Operational efficiency is the ability of an organization to reduce waste in time, effort and materials as much as possible, while still producing a high-quality service or product. Financially, operational efficiency can be defined as the ratio between the input required to keep the organization going and the output it provides. Input refers to what is put into a business to operate properly, such as costs, employees and time while output refers to what is put out or gained, such as rapid development times, quality, revenue, customer acquisition and customer retention.
Factors of operational efficiency
Operational efficiency is gained through a company by cost-effectively streamlining its base operations while eliminating redundant processes and waste. Generally, this is done by focusing on resource utilization, production, inventory management and distribution.
- Resource utilization is focused around minimizing waste in production and operations areas.
- Production focuses on making the production environment as organized as possible. This includes ensuring that employees and equipment are working as efficiently as they can to increase production.
- Distribution focuses on ensuring efficient handling of the end product, including routing and delivery.
- Inventory management includes producing and managing enough inventory to meet the demand, but with as little excess inventory as possible.
How to increase operational efficiency
Different strategies may be used to accomplish the goals of operational efficiency and can differ from company to company. When asked to improve operational efficiency, a company will usually change inputs and outputs, such as giving less input for the same output, providing more output for the same input, changing the amount of inputs or increasing both input and output.
Organizations should also focus on:
- Monitoring performance by setting up dashboards or internal meetings.
- Identifying and minimizing waste, such as ridding bottlenecks.
- Creating benchmarks, which can give your organization an idea of where they stand versus the competition.
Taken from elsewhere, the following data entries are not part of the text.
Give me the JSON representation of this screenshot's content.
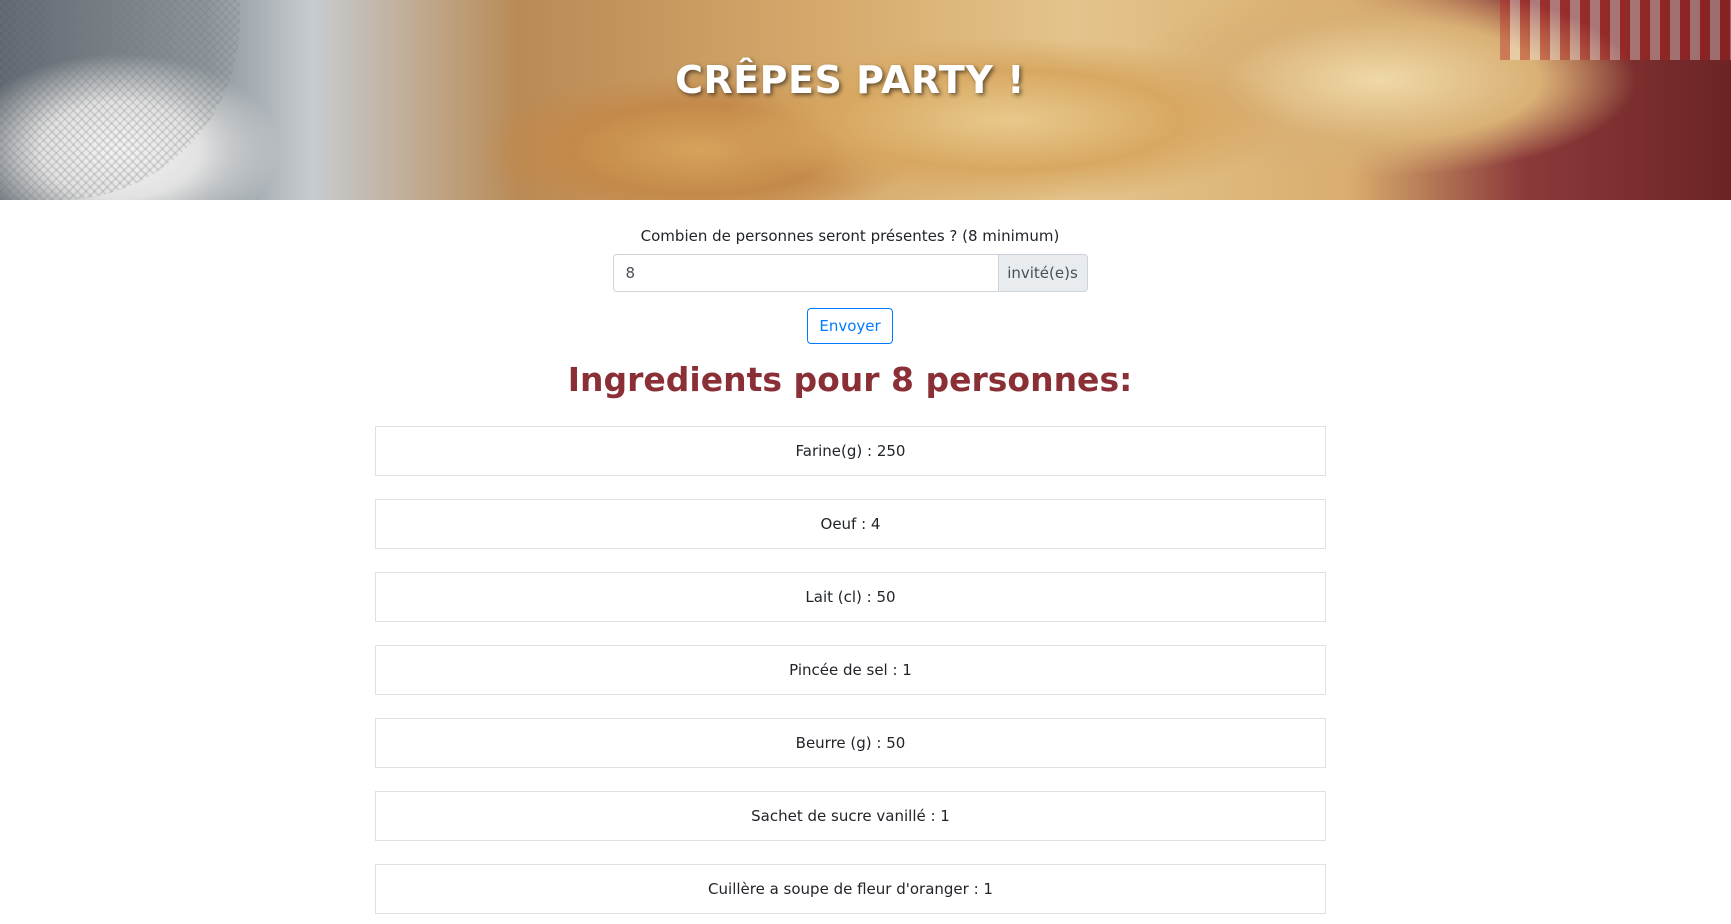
{
  "hero": {
    "title": "CRÊPES PARTY !"
  },
  "form": {
    "question": "Combien de personnes seront présentes ? (8 minimum)",
    "guests_value": "8",
    "guests_addon": "invité(e)s",
    "submit_label": "Envoyer"
  },
  "result": {
    "title": "Ingredients pour 8 personnes:",
    "ingredients": [
      "Farine(g) : 250",
      "Oeuf : 4",
      "Lait (cl) : 50",
      "Pincée de sel : 1",
      "Beurre (g) : 50",
      "Sachet de sucre vanillé : 1",
      "Cuillère a soupe de fleur d'oranger : 1"
    ]
  },
  "colors": {
    "title_color": "#8b2f37",
    "accent_blue": "#007bff"
  }
}
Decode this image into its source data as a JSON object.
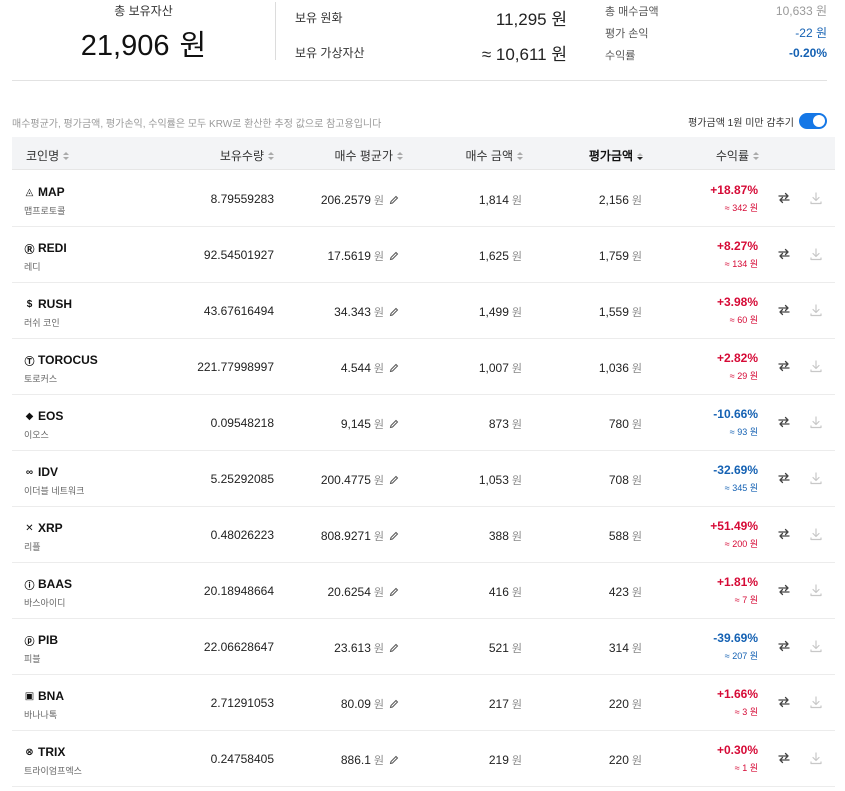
{
  "summary": {
    "total_label": "총 보유자산",
    "total_value": "21,906",
    "total_unit": "원",
    "krw_label": "보유 원화",
    "krw_value": "11,295 원",
    "crypto_label": "보유 가상자산",
    "crypto_value": "≈ 10,611 원",
    "buy_total_label": "총 매수금액",
    "buy_total_value": "10,633 원",
    "pnl_label": "평가 손익",
    "pnl_value": "-22 원",
    "rate_label": "수익률",
    "rate_value": "-0.20%"
  },
  "notice": "매수평균가, 평가금액, 평가손익, 수익률은 모두 KRW로 환산한 추정 값으로 참고용입니다",
  "toggle_label": "평가금액 1원 미만 감추기",
  "toggle_on": true,
  "columns": {
    "coin": "코인명",
    "qty": "보유수량",
    "avg": "매수 평균가",
    "buy": "매수 금액",
    "eval": "평가금액",
    "rate": "수익률"
  },
  "won": "원",
  "colors": {
    "up": "#d60a36",
    "down": "#1461b3",
    "accent": "#1577e6"
  },
  "rows": [
    {
      "symbol": "MAP",
      "name": "맵프로토콜",
      "icon": "map-icon",
      "glyph": "◬",
      "qty": "8.79559283",
      "avg": "206.2579",
      "buy": "1,814",
      "eval": "2,156",
      "pct": "+18.87%",
      "amt": "≈ 342 원",
      "dir": "up"
    },
    {
      "symbol": "REDI",
      "name": "레디",
      "icon": "redi-icon",
      "glyph": "Ⓡ",
      "qty": "92.54501927",
      "avg": "17.5619",
      "buy": "1,625",
      "eval": "1,759",
      "pct": "+8.27%",
      "amt": "≈ 134 원",
      "dir": "up"
    },
    {
      "symbol": "RUSH",
      "name": "러쉬 코인",
      "icon": "rush-icon",
      "glyph": "$",
      "qty": "43.67616494",
      "avg": "34.343",
      "buy": "1,499",
      "eval": "1,559",
      "pct": "+3.98%",
      "amt": "≈ 60 원",
      "dir": "up"
    },
    {
      "symbol": "TOROCUS",
      "name": "토로커스",
      "icon": "torocus-icon",
      "glyph": "Ⓣ",
      "qty": "221.77998997",
      "avg": "4.544",
      "buy": "1,007",
      "eval": "1,036",
      "pct": "+2.82%",
      "amt": "≈ 29 원",
      "dir": "up"
    },
    {
      "symbol": "EOS",
      "name": "이오스",
      "icon": "eos-icon",
      "glyph": "◆",
      "qty": "0.09548218",
      "avg": "9,145",
      "buy": "873",
      "eval": "780",
      "pct": "-10.66%",
      "amt": "≈ 93 원",
      "dir": "down"
    },
    {
      "symbol": "IDV",
      "name": "이더블 네트워크",
      "icon": "idv-icon",
      "glyph": "∞",
      "qty": "5.25292085",
      "avg": "200.4775",
      "buy": "1,053",
      "eval": "708",
      "pct": "-32.69%",
      "amt": "≈ 345 원",
      "dir": "down"
    },
    {
      "symbol": "XRP",
      "name": "리플",
      "icon": "xrp-icon",
      "glyph": "✕",
      "qty": "0.48026223",
      "avg": "808.9271",
      "buy": "388",
      "eval": "588",
      "pct": "+51.49%",
      "amt": "≈ 200 원",
      "dir": "up"
    },
    {
      "symbol": "BAAS",
      "name": "바스아이디",
      "icon": "baas-icon",
      "glyph": "ⓘ",
      "qty": "20.18948664",
      "avg": "20.6254",
      "buy": "416",
      "eval": "423",
      "pct": "+1.81%",
      "amt": "≈ 7 원",
      "dir": "up"
    },
    {
      "symbol": "PIB",
      "name": "피블",
      "icon": "pib-icon",
      "glyph": "ⓟ",
      "qty": "22.06628647",
      "avg": "23.613",
      "buy": "521",
      "eval": "314",
      "pct": "-39.69%",
      "amt": "≈ 207 원",
      "dir": "down"
    },
    {
      "symbol": "BNA",
      "name": "바나나톡",
      "icon": "bna-icon",
      "glyph": "▣",
      "qty": "2.71291053",
      "avg": "80.09",
      "buy": "217",
      "eval": "220",
      "pct": "+1.66%",
      "amt": "≈ 3 원",
      "dir": "up"
    },
    {
      "symbol": "TRIX",
      "name": "트라이엄프엑스",
      "icon": "trix-icon",
      "glyph": "⊗",
      "qty": "0.24758405",
      "avg": "886.1",
      "buy": "219",
      "eval": "220",
      "pct": "+0.30%",
      "amt": "≈ 1 원",
      "dir": "up"
    }
  ]
}
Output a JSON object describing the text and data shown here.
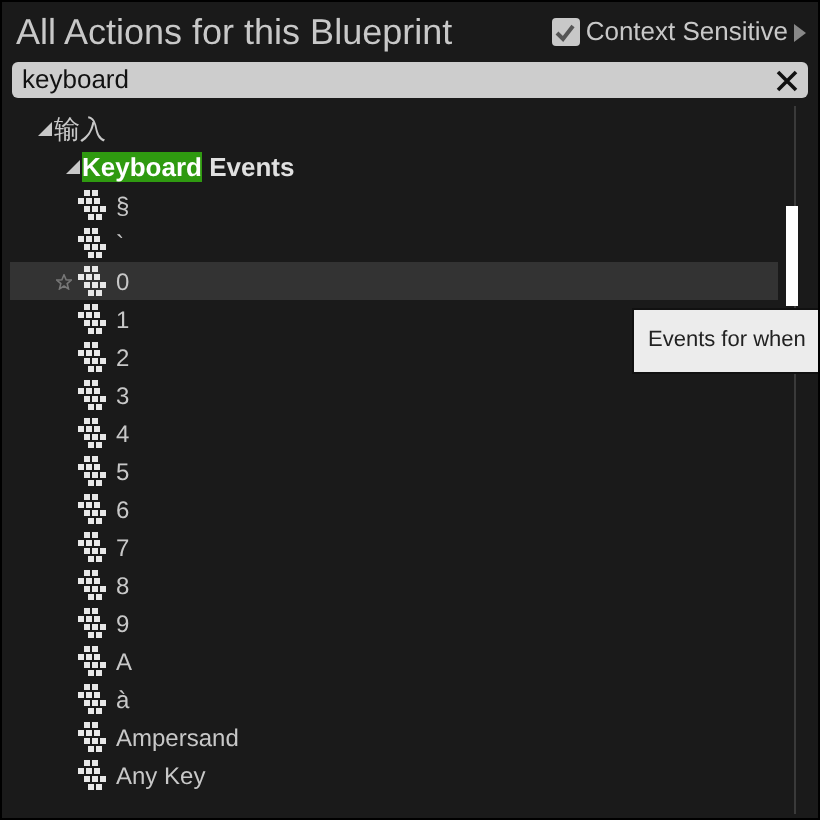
{
  "window": {
    "title": "All Actions for this Blueprint"
  },
  "context_sensitive": {
    "label": "Context Sensitive",
    "checked": true
  },
  "search": {
    "value": "keyboard"
  },
  "tree": [
    {
      "label": "输入",
      "expanded": true,
      "children": [
        {
          "label": "**Keyboard** Events",
          "expanded": true,
          "children": [
            {
              "label": "§",
              "selected": false
            },
            {
              "label": "`",
              "selected": false
            },
            {
              "label": "0",
              "selected": true
            },
            {
              "label": "1",
              "selected": false
            },
            {
              "label": "2",
              "selected": false
            },
            {
              "label": "3",
              "selected": false
            },
            {
              "label": "4",
              "selected": false
            },
            {
              "label": "5",
              "selected": false
            },
            {
              "label": "6",
              "selected": false
            },
            {
              "label": "7",
              "selected": false
            },
            {
              "label": "8",
              "selected": false
            },
            {
              "label": "9",
              "selected": false
            },
            {
              "label": "A",
              "selected": false
            },
            {
              "label": "à",
              "selected": false
            },
            {
              "label": "Ampersand",
              "selected": false
            },
            {
              "label": "Any Key",
              "selected": false
            }
          ]
        }
      ]
    }
  ],
  "tooltip": {
    "text": "Events for when"
  }
}
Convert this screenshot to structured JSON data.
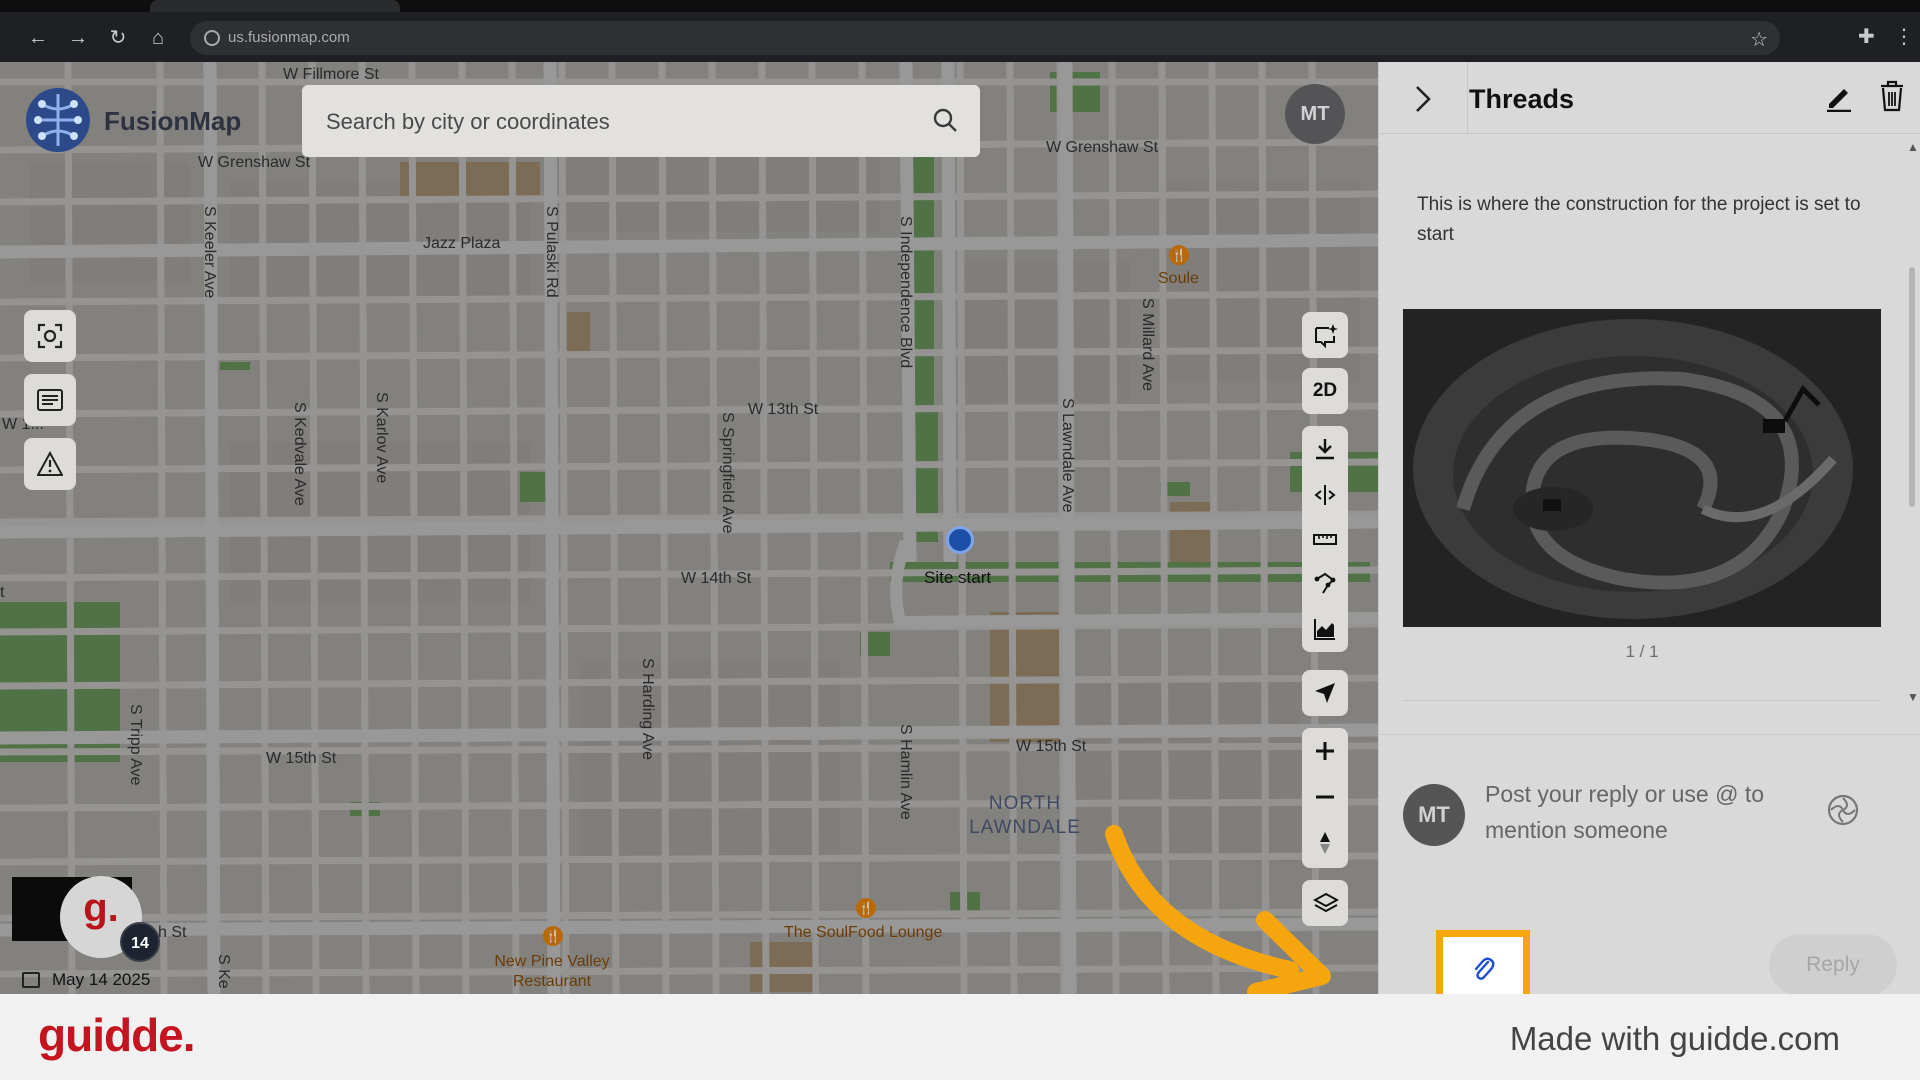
{
  "browser": {
    "url": "us.fusionmap.com"
  },
  "app": {
    "name": "FusionMap",
    "search_placeholder": "Search by city or coordinates",
    "user_initials": "MT"
  },
  "map": {
    "streets_h": [
      {
        "name": "W Fillmore St"
      },
      {
        "name": "W Grenshaw St"
      },
      {
        "name": "W Grenshaw St"
      },
      {
        "name": "W 13th St"
      },
      {
        "name": "W 14th St"
      },
      {
        "name": "W 15th St"
      },
      {
        "name": "W 15th St"
      },
      {
        "name": "h St"
      },
      {
        "name": "W 1..."
      },
      {
        "name": "t"
      }
    ],
    "streets_v": [
      {
        "name": "S Keeler Ave"
      },
      {
        "name": "S Pulaski Rd"
      },
      {
        "name": "S Kedvale Ave"
      },
      {
        "name": "S Karlov Ave"
      },
      {
        "name": "S Springfield Ave"
      },
      {
        "name": "S Independence Blvd"
      },
      {
        "name": "S Harding Ave"
      },
      {
        "name": "S Hamlin Ave"
      },
      {
        "name": "S Lawndale Ave"
      },
      {
        "name": "S Millard Ave"
      },
      {
        "name": "S Tripp Ave"
      },
      {
        "name": "S Ke"
      }
    ],
    "pois": [
      {
        "name": "Jazz Plaza"
      },
      {
        "name": "Soule"
      },
      {
        "name": "The SoulFood Lounge"
      },
      {
        "name": "New Pine Valley Restaurant"
      }
    ],
    "neighborhood": "NORTH LAWNDALE",
    "marker_label": "Site start",
    "toolbar_2d": "2D",
    "date": "May 14 2025",
    "badge_letter": "g.",
    "badge_count": "14"
  },
  "threads": {
    "title": "Threads",
    "message": "This is where the construction for the project is set to start",
    "image_counter": "1 / 1",
    "reply_avatar": "MT",
    "reply_placeholder": "Post your reply or use @ to mention someone",
    "reply_button": "Reply"
  },
  "footer": {
    "brand": "guidde.",
    "made_with": "Made with guidde.com"
  },
  "colors": {
    "highlight": "#f5a60f",
    "brand_red": "#c3141f",
    "marker_blue": "#1e4fa8"
  }
}
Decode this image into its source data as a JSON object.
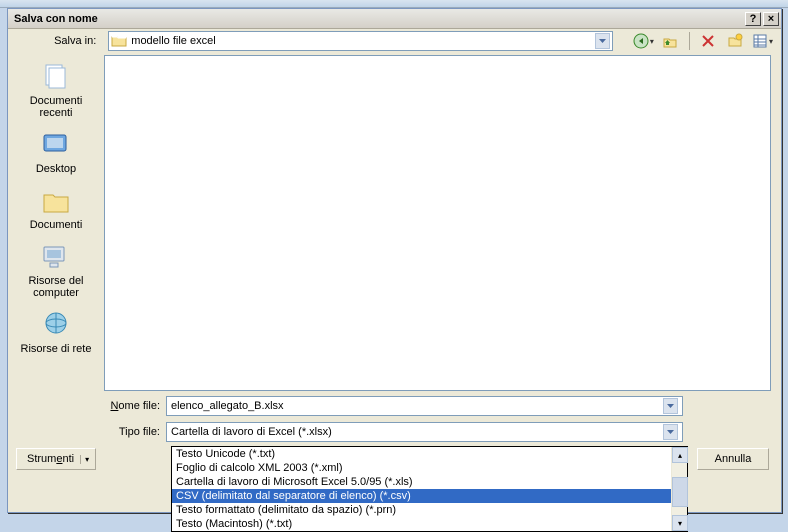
{
  "dialog": {
    "title": "Salva con nome",
    "help_label": "?",
    "close_label": "×"
  },
  "toolbar": {
    "save_in_label": "Salva in:",
    "save_in_value": "modello file excel"
  },
  "places": [
    {
      "label": "Documenti recenti"
    },
    {
      "label": "Desktop"
    },
    {
      "label": "Documenti"
    },
    {
      "label": "Risorse del computer"
    },
    {
      "label": "Risorse di rete"
    }
  ],
  "fields": {
    "filename_label": "Nome file:",
    "filename_value": "elenco_allegato_B.xlsx",
    "filetype_label": "Tipo file:",
    "filetype_value": "Cartella di lavoro di Excel (*.xlsx)"
  },
  "filetype_options": [
    {
      "label": "Testo Unicode (*.txt)",
      "selected": false
    },
    {
      "label": "Foglio di calcolo XML 2003 (*.xml)",
      "selected": false
    },
    {
      "label": "Cartella di lavoro di Microsoft Excel 5.0/95 (*.xls)",
      "selected": false
    },
    {
      "label": "CSV (delimitato dal separatore di elenco) (*.csv)",
      "selected": true
    },
    {
      "label": "Testo formattato (delimitato da spazio) (*.prn)",
      "selected": false
    },
    {
      "label": "Testo (Macintosh) (*.txt)",
      "selected": false
    }
  ],
  "buttons": {
    "tools": "Strumenti",
    "cancel": "Annulla"
  }
}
Measuring operational efficiency
Measuring operational efficiency involves keeping track of a company’s inputs and outputs as performance indicators. Typically, these performance indicators relate to efficiency, quality or value. Examples of this include automation accuracy, quality indexes and customer satisfaction. These indicators should be collected and gathered into operational and efficiency reports that show how effectively a company is running and how it handles volume. Any reports should also show metrics such as average turnaround time, which can be used to identify any performance bottlenecks.